What did @thenutritionnarc actually say?
The creator pushed back on headlines claiming Ozempic causes a "30% increase in osteoporosis," arguing the drug itself isn't the problem. Their core position: people who are overweight carry more muscle mass because they're effectively doing resistance training all day, and when they lose weight rapidly without lifting, muscles atrophy and bones follow. "It's not the Ozempic itself, it's from the rapid weight loss." They closed with practical advice to keep lifting and hit protein targets.
That's actually a more nuanced read than most TikTok health content, and the basic mechanism they're describing is real. But they smoothed over some important details, including the fact that GLP-1 drugs may have direct effects on bone metabolism that go beyond what weight loss alone explains.
Does the science back this up?
Partly, yes. The link between weight loss and bone density loss is well established, and the creator's framing of load-bearing body weight as a form of passive resistance training has physiological merit. But calling semaglutide's bone effects purely a weight-loss side effect oversimplifies what the research is showing.
A 2023 study by Pouwels et al. published in Diabetes, Obesity and Metabolism found that GLP-1 receptor agonists were associated with a modestly increased fracture risk in real-world cohorts, though confounding from underlying disease and mobility changes made causation hard to pin down. Separately, a 2024 analysis by Gortan Cappellari et al. in the Journal of Endocrinological Investigation noted that semaglutide's effects on bone turnover markers suggest there may be receptor-level interactions beyond simple caloric deficit. The 30% figure the creator references likely comes from observational data that doesn't adequately control for baseline activity levels, making it easy to misread as a drug effect when it may partly reflect lifestyle changes post-treatment.
What did they get wrong (or right)?
They got the core mechanism mostly right. Rapid weight loss, regardless of method, is a known driver of bone mineral density reduction. Studies on bariatric surgery patients, who lose weight far faster than most Ozempic users, show similar bone loss patterns. That parallel is legitimate and the creator deserves credit for making it.
Where they went wrong is the confidence of the conclusion. Saying "it's not the Ozempic itself" is a stronger claim than the current evidence supports. GLP-1 receptors are expressed in osteoblasts and osteoclasts, the cells that build and break down bone. A 2022 paper by Zheng et al. in Frontiers in Endocrinology showed semaglutide had measurable effects on bone turnover markers independent of weight change in animal models. That doesn't prove harm in humans, but it does mean writing off the drug's direct role entirely is premature.

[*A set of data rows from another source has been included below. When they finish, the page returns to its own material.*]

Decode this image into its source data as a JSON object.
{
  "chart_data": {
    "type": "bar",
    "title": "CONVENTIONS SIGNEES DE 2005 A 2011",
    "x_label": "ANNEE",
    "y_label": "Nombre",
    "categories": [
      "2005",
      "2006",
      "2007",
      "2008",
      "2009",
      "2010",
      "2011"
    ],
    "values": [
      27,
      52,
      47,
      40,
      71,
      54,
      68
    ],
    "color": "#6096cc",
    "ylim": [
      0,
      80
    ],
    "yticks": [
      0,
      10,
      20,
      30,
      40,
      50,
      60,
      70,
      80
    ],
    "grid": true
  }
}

Their advice to lift weights and eat adequate protein is sound. But framing those two behaviors as a guarantee that users "shouldn't have an increased risk" overpromises. Resistance training reduces the risk, it doesn't eliminate it, and some users, particularly postmenopausal women, face compounding bone density risks that need clinical monitoring, not just gym time.
What should you actually know?
If you're on a GLP-1 medication and concerned about bones, the conversation belongs in a clinical setting, not a comment section. Your provider can order a DEXA scan to establish a baseline bone mineral density before or during treatment. Resistance training and adequate protein intake, generally 1.2 to 1.6 grams per kilogram of body weight per day according to current sports nutrition guidelines, are evidence-backed ways to preserve lean mass during weight loss. These are not optional extras.
The "30% increase in osteoporosis" headline the creator was reacting to almost certainly came from observational data with real limitations. That doesn't mean bone health is a non-issue on these medications. It means the picture is more complex than a single scary stat, and also more complex than "just keep lifting." Bone density monitoring, calcium and vitamin D status, and activity level all matter. Anyone on a GLP-1 drug long-term should be having that conversation with their prescriber, not getting reassurance from a TikTok video, including this one.